D’autres observateurs du marché pensent également que l’informatique confidentielle sera un facteur décisif pour convaincre les sociétés de migrer leurs applications et données les plus sensibles dans le cloud. Gartner a ainsi placé le «privacy-enhancing computing» dans son Top 10 des tendances technologiques en 2021. Inventeur d’Internet et Chief Internet Evangelist de Google, Vint Cerf y voit une technologie qui fera un jour partie de tout déploiement cloud: «Je pense que le cloud computing va de plus en plus évoluer vers des services privés et chiffrés où les utilisateurs peuvent être sûrs que leurs applications et données ne sont pas exposées aux prestataires cloud ou aux acteurs non autorisés au sein de leurs propres organisations. […] Imaginez que vous puissiez collaborer à la recherche génomique dans le cloud, à travers plusieurs zones géographiques, entre concurrents, tout en préservant la confidentialité des dossiers médicaux. Imaginez que vous puissiez concevoir ou découvrir plus rapidement des vaccins et guérir des maladies grâce à une collaboration sécurisée. Les possibilités sont infinies.»

Les géants du cloud sont tous sur les rangs

Alors que les entreprises migrent toujours davantage de workloads et de données dans le cloud, l’informatique confidentielle permet de le faire aussi avec les applications et données les plus sensibles. Les géants du cloud l’ont bien compris et les leaders ont tous lancé une offre en 2020.

Pionnier du domaine, Microsoft a annoncé en avril 2020 la disponibilité générale de machines virtuelles de la série DCsv2. Comme dans la solution de Swisscom, ces dernières s’appuient sur la technologie SGX d’Intel, de sorte que ni le système d’exploitation, ni l’hyperviseur, ni Microsoft ne peuvent accéder aux données en traitement. L’application de messagerie chiffrée Signal s’appuie d’ores et déjà sur les VM confidentielles de Microsoft Azure.
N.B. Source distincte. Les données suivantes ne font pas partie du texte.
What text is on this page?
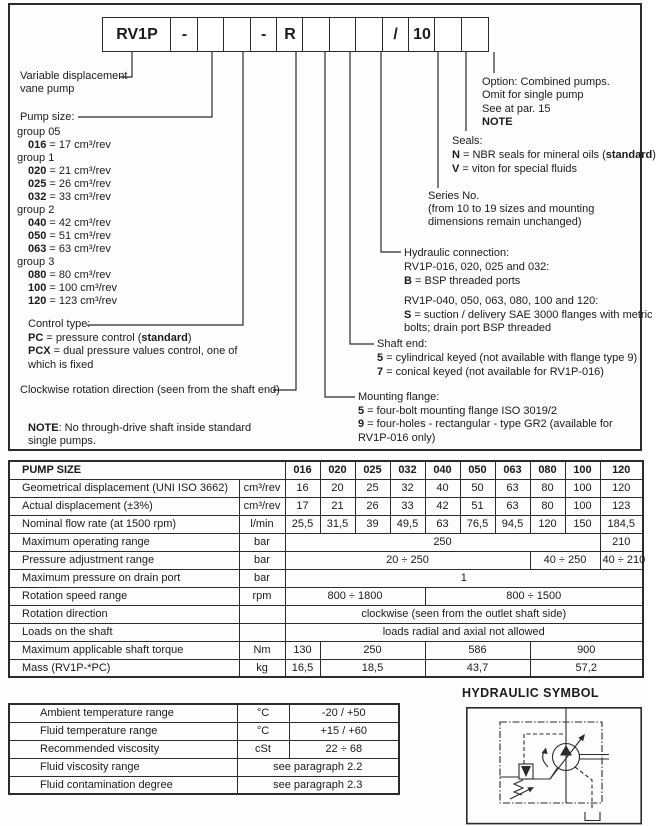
RV1P	-	-	R	/ 10
Variable displacement
vane pump
Pump size:
group 05
016 = 17 cm³/rev
group 1
020 = 21 cm³/rev
025 = 26 cm³/rev
032 = 33 cm³/rev
group 2
040 = 42 cm³/rev
050 = 51 cm³/rev
063 = 63 cm³/rev
group 3
080 = 80 cm³/rev
100 = 100 cm³/rev
120 = 123 cm³/rev
Control type:
PC = pressure control (standard)
PCX = dual pressure values control, one of
which is fixed
Clockwise rotation direction (seen from the shaft end)
NOTE: No through-drive shaft inside standard
single pumps.
Option: Combined pumps.
Omit for single pump
See at par. 15
NOTE
Seals:
N = NBR seals for mineral oils (standard)
V = viton for special fluids
Series No.
(from 10 to 19 sizes and mounting
dimensions remain unchanged)
Hydraulic connection:
RV1P-016, 020, 025 and 032:
B = BSP threaded ports
RV1P-040, 050, 063, 080, 100 and 120:
S = suction / delivery SAE 3000 flanges with metric
bolts; drain port BSP threaded
Shaft end:
5 = cylindrical keyed (not available with flange type 9)
7 = conical keyed (not available for RV1P-016)
Mounting flange:
5 = four-bolt mounting flange ISO 3019/2
9 = four-holes - rectangular - type GR2 (available for
RV1P-016 only)
PUMP SIZE		016	020	025	032	040	050	063	080	100	120
Geometrical displacement (UNI ISO 3662)	cm³/rev	16	20	25	32	40	50	63	80	100	120
Actual displacement (±3%)	cm³/rev	17	21	26	33	42	51	63	80	100	123
Nominal flow rate (at 1500 rpm)	l/min	25,5	31,5	39	49,5	63	76,5	94,5	120	150	184,5
Maximum operating range	bar	250									210
Pressure adjustment range	bar	20 ÷ 250							40 ÷ 250		40 ÷ 210
Maximum pressure on drain port	bar	1									
Rotation speed range	rpm	800 ÷ 1800				800 ÷ 1500					
Rotation direction		clockwise (seen from the outlet shaft side)									
Loads on the shaft		loads radial and axial not allowed									
Maximum applicable shaft torque	Nm	130	250			586			900		
Mass (RV1P-*PC)	kg	16,5	18,5			43,7			57,2		
Ambient temperature range	°C	-20 / +50
Fluid temperature range	°C	+15 / +60
Recommended viscosity	cSt	22 ÷ 68
Fluid viscosity range	see paragraph 2.2	
Fluid contamination degree	see paragraph 2.3	
HYDRAULIC SYMBOL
Quelques mois plus tard, Google a également lancé en juillet 2020 une offre d’informatique confidentielle, pour l’instant en bêta. A la différence de Microsoft, les VM confidentielles de Google Cloud s’appuient sur la technologie AMD SEV. Contrairement à celle d’Intel, la technologie d’AMD ne protège pas l’intégrité de la mémoire, mais la solution s’avérerait plus performante pour les applications gourmandes¹. De plus, la solution Google-AMD supporte des VM Linux et fonctionne avec les applications existantes, alors que la solution Microsoft-Intel ne supporte que des VM Windows et nécessite de réécrire les applications.

Enfin, le leader Amazon a annoncé fin octobre 2020 la disponibilité générale d’AWS Nitro Enclaves sur EC2 avec des fonctionnalités similaires. Contrairement aux offres de Microsoft et Google qui recourent à des environnements sécurisés au niveau du hardware, la solution d’informatique confidentielle d’AWS s’appuie sur un élément logiciel: son hyperviseur maison Nitro, fruit du rachat en 2015 de la start-up israélienne Annnapurna Labs. Si l’emploi d’une enclave logicielle est sujet de discussion (en savoir plus), l’avantage est de fonctionner avec tous les langages de programmation.

Ces offres d’informatique confidentielle disponibles sur le marché vont sans doute rapidement donner naissance à de nombreuses solutions complémentaires. Qu’il s’agisse d’outils de gestion simplifiant l’utilisation de ces environnements, comme celui de la start-up suisse Decentriq (lire interview), ou d’outils de développement pour concevoir des applications tirant au mieux parti de ces technologies. L’informatique confidentielle ne va pas rester longtemps confidentielle.